The reservations that Pakistan has put forth suggest that it is unwilling to correct or condemn human rights encroachment within and without; be it the killings and violence in Bangladesh in 1970s; the Gojra killings; the Lal Masjid bloodbath; or even the most recent All Saints Church massacre or the Shia/Hazara carnage. The state might not be the culprit for some of the terrorist acts, but what is noteworthy is that it is the state’s obligation to ensure the citizens’ safety and security. Having added a reservation to human rights treaties, the state must be questioned for adding insult to injury to an already volatile human rights condition in the country. The state is poised to take its hands off of its basic duty. This is an issue of grave seriousness. And majority of Pakistanis are ignorant of what affects their lives directly.

It is important to know as to why states actually go for the reservation clause. If the particular clause of the treaty violates the state constitution, the social, political, cultural and even the religious mores and practices of the state, then states normally add their reservation to the treaty. While these practices may be justified, and do not infringe in any way the fundamental rights of the masses — also other signatory states do not oppose the reservation of the particular state in question — then the reservation is justified. Pakistan, has no such rationalisation to give when it seeks to limit the freedom to life.

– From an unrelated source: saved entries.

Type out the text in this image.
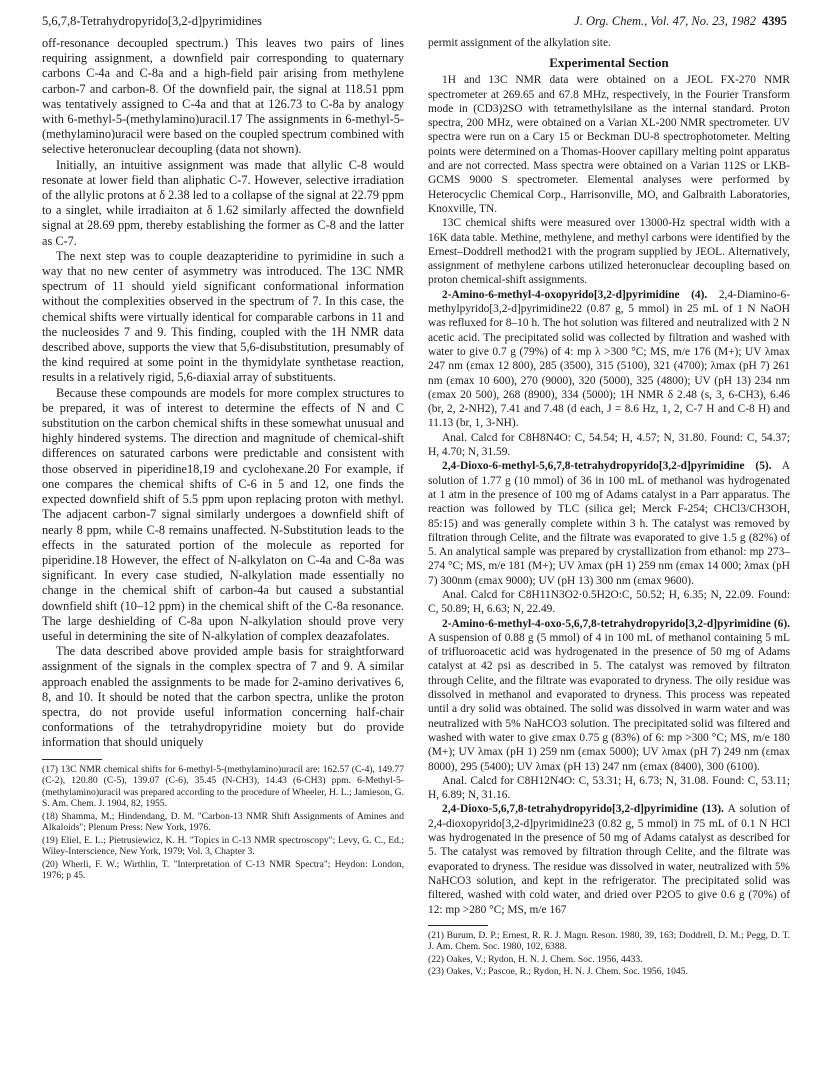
5,6,7,8-Tetrahydropyrido[3,2-d]pyrimidines	J. Org. Chem., Vol. 47, No. 23, 1982 4395

off-resonance decoupled spectrum.) This leaves two pairs of lines requiring assignment, a downfield pair corresponding to quaternary carbons C-4a and C-8a and a high-field pair arising from methylene carbon-7 and carbon-8. Of the downfield pair, the signal at 118.51 ppm was tentatively assigned to C-4a and that at 126.73 to C-8a by analogy with 6-methyl-5-(methylamino)uracil.17 The assignments in 6-methyl-5-(methylamino)uracil were based on the coupled spectrum combined with selective heteronuclear decoupling (data not shown).

Initially, an intuitive assignment was made that allylic C-8 would resonate at lower field than aliphatic C-7. However, selective irradiation of the allylic protons at δ 2.38 led to a collapse of the signal at 22.79 ppm to a singlet, while irradiaiton at δ 1.62 similarly affected the downfield signal at 28.69 ppm, thereby establishing the former as C-8 and the latter as C-7.

The next step was to couple deazapteridine to pyrimidine in such a way that no new center of asymmetry was introduced. The 13C NMR spectrum of 11 should yield significant conformational information without the complexities observed in the spectrum of 7. In this case, the chemical shifts were virtually identical for comparable carbons in 11 and the nucleosides 7 and 9. This finding, coupled with the 1H NMR data described above, supports the view that 5,6-disubstitution, presumably of the kind required at some point in the thymidylate synthetase reaction, results in a relatively rigid, 5,6-diaxial array of substituents.

Because these compounds are models for more complex structures to be prepared, it was of interest to determine the effects of N and C substitution on the carbon chemical shifts in these somewhat unusual and highly hindered systems. The direction and magnitude of chemical-shift differences on saturated carbons were predictable and consistent with those observed in piperidine18,19 and cyclohexane.20 For example, if one compares the chemical shifts of C-6 in 5 and 12, one finds the expected downfield shift of 5.5 ppm upon replacing proton with methyl. The adjacent carbon-7 signal similarly undergoes a downfield shift of nearly 8 ppm, while C-8 remains unaffected. N-Substitution leads to the effects in the saturated portion of the molecule as reported for piperidine.18 However, the effect of N-alkylaton on C-4a and C-8a was significant. In every case studied, N-alkylation made essentially no change in the chemical shift of carbon-4a but caused a substantial downfield shift (10–12 ppm) in the chemical shift of the C-8a resonance. The large deshielding of C-8a upon N-alkylation should prove very useful in determining the site of N-alkylation of complex deazafolates.

The data described above provided ample basis for straightforward assignment of the signals in the complex spectra of 7 and 9. A similar approach enabled the assignments to be made for 2-amino derivatives 6, 8, and 10. It should be noted that the carbon spectra, unlike the proton spectra, do not provide useful information concerning half-chair conformations of the tetrahydropyridine moiety but do provide information that should uniquely

(17) 13C NMR chemical shifts for 6-methyl-5-(methylamino)uracil are: 162.57 (C-4), 149.77 (C-2), 120.80 (C-5), 139.07 (C-6), 35.45 (N-CH3), 14.43 (6-CH3) ppm. 6-Methyl-5-(methylamino)uracil was prepared according to the procedure of Wheeler, H. L.; Jamieson, G. S. Am. Chem. J. 1904, 82, 1955.

(18) Shamma, M.; Hindendang, D. M. "Carbon-13 NMR Shift Assignments of Amines and Alkaloids"; Plenum Press: New York, 1976.

(19) Eliel, E. L.; Pietrusiewicz, K. H. "Topics in C-13 NMR spectroscopy"; Levy, G. C., Ed.; Wiley-Interscience, New York, 1979; Vol. 3, Chapter 3.

(20) Wherli, F. W.; Wirthlin, T. "Interpretation of C-13 NMR Spectra"; Heydon: London, 1976; p 45.

permit assignment of the alkylation site.

Experimental Section

1H and 13C NMR data were obtained on a JEOL FX-270 NMR spectrometer at 269.65 and 67.8 MHz, respectively, in the Fourier Transform mode in (CD3)2SO with tetramethylsilane as the internal standard. Proton spectra, 200 MHz, were obtained on a Varian XL-200 NMR spectrometer. UV spectra were run on a Cary 15 or Beckman DU-8 spectrophotometer. Melting points were determined on a Thomas-Hoover capillary melting point apparatus and are not corrected. Mass spectra were obtained on a Varian 112S or LKB-GCMS 9000 S spectrometer. Elemental analyses were performed by Heterocyclic Chemical Corp., Harrisonville, MO, and Galbraith Laboratories, Knoxville, TN.

13C chemical shifts were measured over 13000-Hz spectral width with a 16K data table. Methine, methylene, and methyl carbons were identified by the Ernest–Doddrell method21 with the program supplied by JEOL. Alternatively, assignment of methylene carbons utilized heteronuclear decoupling based on proton chemical-shift assignments.

2-Amino-6-methyl-4-oxopyrido[3,2-d]pyrimidine (4). 2,4-Diamino-6-methylpyrido[3,2-d]pyrimidine22 (0.87 g, 5 mmol) in 25 mL of 1 N NaOH was refluxed for 8–10 h. The hot solution was filtered and neutralized with 2 N acetic acid. The precipitated solid was collected by filtration and washed with water to give 0.7 g (79%) of 4: mp λ >300 °C; MS, m/e 176 (M+); UV λmax 247 nm (εmax 12 800), 285 (3500), 315 (5100), 321 (4700); λmax (pH 7) 261 nm (εmax 10 600), 270 (9000), 320 (5000), 325 (4800); UV (pH 13) 234 nm (εmax 20 500), 268 (8900), 334 (5000); 1H NMR δ 2.48 (s, 3, 6-CH3), 6.46 (br, 2, 2-NH2), 7.41 and 7.48 (d each, J = 8.6 Hz, 1, 2, C-7 H and C-8 H) and 11.13 (br, 1, 3-NH).

Anal. Calcd for C8H8N4O: C, 54.54; H, 4.57; N, 31.80. Found: C, 54.37; H, 4.70; N, 31.59.

2,4-Dioxo-6-methyl-5,6,7,8-tetrahydropyrido[3,2-d]pyrimidine (5). A solution of 1.77 g (10 mmol) of 36 in 100 mL of methanol was hydrogenated at 1 atm in the presence of 100 mg of Adams catalyst in a Parr apparatus. The reaction was followed by TLC (silica gel; Merck F-254; CHCl3/CH3OH, 85:15) and was generally complete within 3 h. The catalyst was removed by filtration through Celite, and the filtrate was evaporated to give 1.5 g (82%) of 5. An analytical sample was prepared by crystallization from ethanol: mp 273–274 °C; MS, m/e 181 (M+); UV λmax (pH 1) 259 nm (εmax 14 000; λmax (pH 7) 300nm (εmax 9000); UV (pH 13) 300 nm (εmax 9600).

Anal. Calcd for C8H11N3O2·0.5H2O:C, 50.52; H, 6.35; N, 22.09. Found: C, 50.89; H, 6.63; N, 22.49.

2-Amino-6-methyl-4-oxo-5,6,7,8-tetrahydropyrido[3,2-d]pyrimidine (6). A suspension of 0.88 g (5 mmol) of 4 in 100 mL of methanol containing 5 mL of trifluoroacetic acid was hydrogenated in the presence of 50 mg of Adams catalyst at 42 psi as described in 5. The catalyst was removed by filtraton through Celite, and the filtrate was evaporated to dryness. The oily residue was dissolved in methanol and evaporated to dryness. This process was repeated until a dry solid was obtained. The solid was dissolved in warm water and was neutralized with 5% NaHCO3 solution. The precipitated solid was filtered and washed with water to give εmax 0.75 g (83%) of 6: mp >300 °C; MS, m/e 180 (M+); UV λmax (pH 1) 259 nm (εmax 5000); UV λmax (pH 7) 249 nm (εmax 8000), 295 (5400); UV λmax (pH 13) 247 nm (εmax (8400), 300 (6100).

Anal. Calcd for C8H12N4O: C, 53.31; H, 6.73; N, 31.08. Found: C, 53.11; H, 6.89; N, 31.16.

2,4-Dioxo-5,6,7,8-tetrahydropyrido[3,2-d]pyrimidine (13). A solution of 2,4-dioxopyrido[3,2-d]pyrimidine23 (0.82 g, 5 mmol) in 75 mL of 0.1 N HCl was hydrogenated in the presence of 50 mg of Adams catalyst as described for 5. The catalyst was removed by filtration through Celite, and the filtrate was evaporated to dryness. The residue was dissolved in water, neutralized with 5% NaHCO3 solution, and kept in the refrigerator. The precipitated solid was filtered, washed with cold water, and dried over P2O5 to give 0.6 g (70%) of 12: mp >280 °C; MS, m/e 167

(21) Burum, D. P.; Ernest, R. R. J. Magn. Reson. 1980, 39, 163; Doddrell, D. M.; Pegg, D. T. J. Am. Chem. Soc. 1980, 102, 6388.

(22) Oakes, V.; Rydon, H. N. J. Chem. Soc. 1956, 4433.

(23) Oakes, V.; Pascoe, R.; Rydon, H. N. J. Chem. Soc. 1956, 1045.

Although the above stated conditions must be met to introduce a reservation but even this is not without trouble. UN Human Rights Committee in 1994 stated that human rights treaties do not regulate the relations between the states hence the chances for one state opposing the other’s stance like a reservation will remain slim. Also, the human rights treaties do not manifest themselves in disjointed sequence. Every right is linked to another and a reservation to one clause impacts the spirit of the entire treaty. Therefore, human rights treaties must not seek reservation by its members since it renders the entire point of it fruitless.

Is Islam culpable? Can we say, since Pakistan is a Muslim country, it contradicts human rights regimes? Is that an intelligible reason? Let us look at Saudi Arabia. Saudi Arabia does not abide by the obligations imposed by CEDAW that violate Islamic principles, and article 29 that calls for arbitration of parties within the state cannot decide upon the convention. Talking about CEDAW and Islamic clash, Elizabeth Mayer has a unique way of looking at it. While Islamic countries continually get bashed for not upholding the human rights treaties, the author states that the position of Islamic countries is understandable to a degree. These states, like Bangladesh, have explicitly stated that while they are willing to draft/amend/repeal domestic law to suit international regime on it, they become powerless when the two supranational laws — Islamic and international – clash. Then they have to bring in their reservations.

Nonetheless, this chasm too can be filled by an enhanced understanding that within Muslim states great disparity exists in dealing with the Islamic law. To elaborate, while Afghanistan would interpret with austerity the segregation of males and females in a society, Jordan or even Tunisia would not do it as vehemently. Hence this only calls for a greater bridging of gaps within the overall comprehension of Islamic law, eastern and western nostrums. This will also be of immense use to Pakistan.

Within Pakistan extremes exist with respect to outlook on religion, society, politics and human rights generally. A domestic bridging of these gaps holds the key to an intelligent and intelligible treatment of, and response to, the international treaties which hold the key to an insurance of respect for human rights across the board. Unless we do this, our state will continue to be berated for its behaviour on international human rights initiatives. And worse still, our blemished image in the world will keep plummeting.